Ausblick in eine mögliche Zukunft: Die Erotik des Cyber-Men
Die Verdinglichung der Erotik und die Ent-Idealisierung des Eros dürfte in naher Zukunft auf die Spitze getrieben werden. Nämlich dann, wenn der Eros und die Erotik nur noch selbstbezüglich wirken, und den Anderen zur Selbstfindung und Selbsterfüllung nicht mehr braucht. Die Virtualität der Dinge tritt in eine entscheidende Phase - und die Unterscheidung von Virtualität und Realität verschwimmt zunehmend in einem User, der zur Schnittstelle wird. Der israelische Historiker Yuval Noah Harari zeigt in seinem Buch: Homo Deus auf, dass die menschliche Zukunft des nächsten Jahrhunderts ganz im Zeichen der Selbstoptimierung stehen wird. Biotechnologie und Neurowissenschaften, der Fortschritt in der Medizin und die KI-Technologie können erreichen, dass zumindest ein Teil der Menschen (was wird aus den anderen?) bis zu 150 Jahre alt werden. Vielleicht ist ein Backup des menschlichen Hirns mit allen individuellen Persönlichkeitsmerkmalen im Bereich des Möglichen. Dann wäre theoretisch, die Ewigkeit erreicht. Harari ist kein Verschwörungstheoretiker und kein SiFi - Autor, sondern wissenschaftlicher Historiker, der die Linien nach vorne zieht und sich in den Zukunftslaboratorien von Microsoft und Google umgesehen hat. Er formuliert in seinem Buch noch sehr vorsichtig. Hingegen zeigt die Erfahrung, wo technische Möglichkeiten und ein Marktbedürfnis zusammenkommen, wird es ernst.

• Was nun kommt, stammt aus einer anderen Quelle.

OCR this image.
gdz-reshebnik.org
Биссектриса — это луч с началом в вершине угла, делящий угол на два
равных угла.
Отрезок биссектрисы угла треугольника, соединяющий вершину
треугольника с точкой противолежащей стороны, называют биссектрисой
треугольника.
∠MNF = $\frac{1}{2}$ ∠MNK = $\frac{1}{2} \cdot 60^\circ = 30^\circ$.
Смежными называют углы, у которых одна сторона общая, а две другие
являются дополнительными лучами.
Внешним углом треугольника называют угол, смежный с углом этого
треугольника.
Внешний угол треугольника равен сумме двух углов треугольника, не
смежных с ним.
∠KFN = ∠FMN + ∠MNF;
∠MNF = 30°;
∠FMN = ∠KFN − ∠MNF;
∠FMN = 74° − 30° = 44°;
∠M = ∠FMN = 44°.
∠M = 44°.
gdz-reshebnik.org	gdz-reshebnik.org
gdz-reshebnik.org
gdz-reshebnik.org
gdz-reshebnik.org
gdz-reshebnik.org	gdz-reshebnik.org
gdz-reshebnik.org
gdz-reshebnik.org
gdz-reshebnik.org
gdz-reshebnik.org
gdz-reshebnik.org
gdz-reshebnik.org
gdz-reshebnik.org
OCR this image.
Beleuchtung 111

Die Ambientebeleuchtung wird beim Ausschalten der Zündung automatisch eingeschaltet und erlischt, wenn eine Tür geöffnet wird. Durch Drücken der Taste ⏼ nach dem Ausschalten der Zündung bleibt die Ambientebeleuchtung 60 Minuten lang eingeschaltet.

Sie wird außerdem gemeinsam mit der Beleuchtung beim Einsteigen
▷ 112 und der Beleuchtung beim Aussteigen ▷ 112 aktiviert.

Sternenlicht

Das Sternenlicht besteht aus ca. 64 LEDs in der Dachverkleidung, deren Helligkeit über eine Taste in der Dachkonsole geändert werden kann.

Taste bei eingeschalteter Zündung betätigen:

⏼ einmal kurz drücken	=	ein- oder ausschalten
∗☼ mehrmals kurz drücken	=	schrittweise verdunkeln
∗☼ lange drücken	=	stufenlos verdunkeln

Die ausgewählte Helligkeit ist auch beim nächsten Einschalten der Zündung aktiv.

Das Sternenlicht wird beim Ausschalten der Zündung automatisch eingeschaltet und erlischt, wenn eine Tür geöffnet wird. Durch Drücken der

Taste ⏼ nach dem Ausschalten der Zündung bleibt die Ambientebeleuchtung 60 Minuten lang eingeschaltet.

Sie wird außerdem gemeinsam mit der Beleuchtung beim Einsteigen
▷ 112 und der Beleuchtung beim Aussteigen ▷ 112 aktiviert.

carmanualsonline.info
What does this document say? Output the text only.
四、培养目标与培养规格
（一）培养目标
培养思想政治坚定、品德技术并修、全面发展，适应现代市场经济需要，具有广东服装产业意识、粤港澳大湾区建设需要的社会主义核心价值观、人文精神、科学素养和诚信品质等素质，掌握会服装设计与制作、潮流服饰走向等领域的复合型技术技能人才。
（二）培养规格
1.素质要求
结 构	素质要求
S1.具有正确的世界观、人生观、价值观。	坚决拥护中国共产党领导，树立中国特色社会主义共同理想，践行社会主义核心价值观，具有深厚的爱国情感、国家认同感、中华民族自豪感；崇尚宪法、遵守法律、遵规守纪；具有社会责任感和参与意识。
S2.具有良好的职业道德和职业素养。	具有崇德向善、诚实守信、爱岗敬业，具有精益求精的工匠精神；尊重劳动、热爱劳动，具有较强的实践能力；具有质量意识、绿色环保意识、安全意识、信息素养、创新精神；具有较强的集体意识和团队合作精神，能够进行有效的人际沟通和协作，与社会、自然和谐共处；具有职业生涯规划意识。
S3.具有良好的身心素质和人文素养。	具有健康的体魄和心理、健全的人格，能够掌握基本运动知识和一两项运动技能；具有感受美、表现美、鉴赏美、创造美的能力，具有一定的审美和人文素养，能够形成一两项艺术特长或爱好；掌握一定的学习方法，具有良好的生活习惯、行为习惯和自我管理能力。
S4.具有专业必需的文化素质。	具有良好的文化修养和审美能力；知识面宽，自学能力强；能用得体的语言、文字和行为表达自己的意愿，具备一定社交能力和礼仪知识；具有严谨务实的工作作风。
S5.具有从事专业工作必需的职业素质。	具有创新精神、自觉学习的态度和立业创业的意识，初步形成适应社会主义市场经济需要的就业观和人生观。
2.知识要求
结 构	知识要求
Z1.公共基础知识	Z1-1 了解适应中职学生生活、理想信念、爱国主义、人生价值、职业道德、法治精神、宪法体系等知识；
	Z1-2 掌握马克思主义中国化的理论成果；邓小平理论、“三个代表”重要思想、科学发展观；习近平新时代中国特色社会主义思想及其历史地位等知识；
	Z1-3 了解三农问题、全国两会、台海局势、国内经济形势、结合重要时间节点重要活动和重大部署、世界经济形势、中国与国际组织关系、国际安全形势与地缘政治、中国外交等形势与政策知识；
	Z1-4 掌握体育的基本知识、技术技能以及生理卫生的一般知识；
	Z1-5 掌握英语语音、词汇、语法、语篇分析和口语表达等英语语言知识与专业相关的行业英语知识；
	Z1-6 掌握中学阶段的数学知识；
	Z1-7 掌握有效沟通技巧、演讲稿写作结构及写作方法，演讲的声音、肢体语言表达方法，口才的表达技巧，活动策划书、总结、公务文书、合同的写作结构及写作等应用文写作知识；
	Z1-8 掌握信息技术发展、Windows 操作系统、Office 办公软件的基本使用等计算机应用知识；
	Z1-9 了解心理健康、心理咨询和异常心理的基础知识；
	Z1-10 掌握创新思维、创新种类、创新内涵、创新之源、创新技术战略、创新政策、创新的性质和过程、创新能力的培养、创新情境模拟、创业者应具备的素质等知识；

Die schöne neue Welt der Erotik wird wahrscheinlich schon in wenigen Jahren dergestalt virtualisiert, dass das Internet der Dinge und die Algorithmen menschlicher Bedürfnisse die Befriedigung im virtuellen Raum fast gefühlsecht erleben lässt. Dafür wird es auch einen offenen Markt und eine Begeisterung für das Neue geben und die Erotikindustrie wird diesen Trend im Gegensatz zu Neuentwicklungen der deutschen Autoindustrie nicht verschlafen. In den 3D-Szenerien mit Sensoren am Körper und der Gestaltwandlung in einen Avatar wird die Erotik zu einer ganzheitlichen Simulation und Stimulierung der Sinne. Es bedarf einen Schritt weiter gedacht, dann auch nicht mehr eines echten Partners aus Fleisch und Blut je mehr die KI-Technik und ähnliche menschliche Imitate hergestellt werden in der Robotik. Auch diese werden fähig sein, erotische Dienstleistungen naturnah zu simulieren, natürlich aber nicht Liebe zu produzieren. Die Automatisierung aller Lebensbereiche wird an den Bereich der Erotik nicht vorübergehen.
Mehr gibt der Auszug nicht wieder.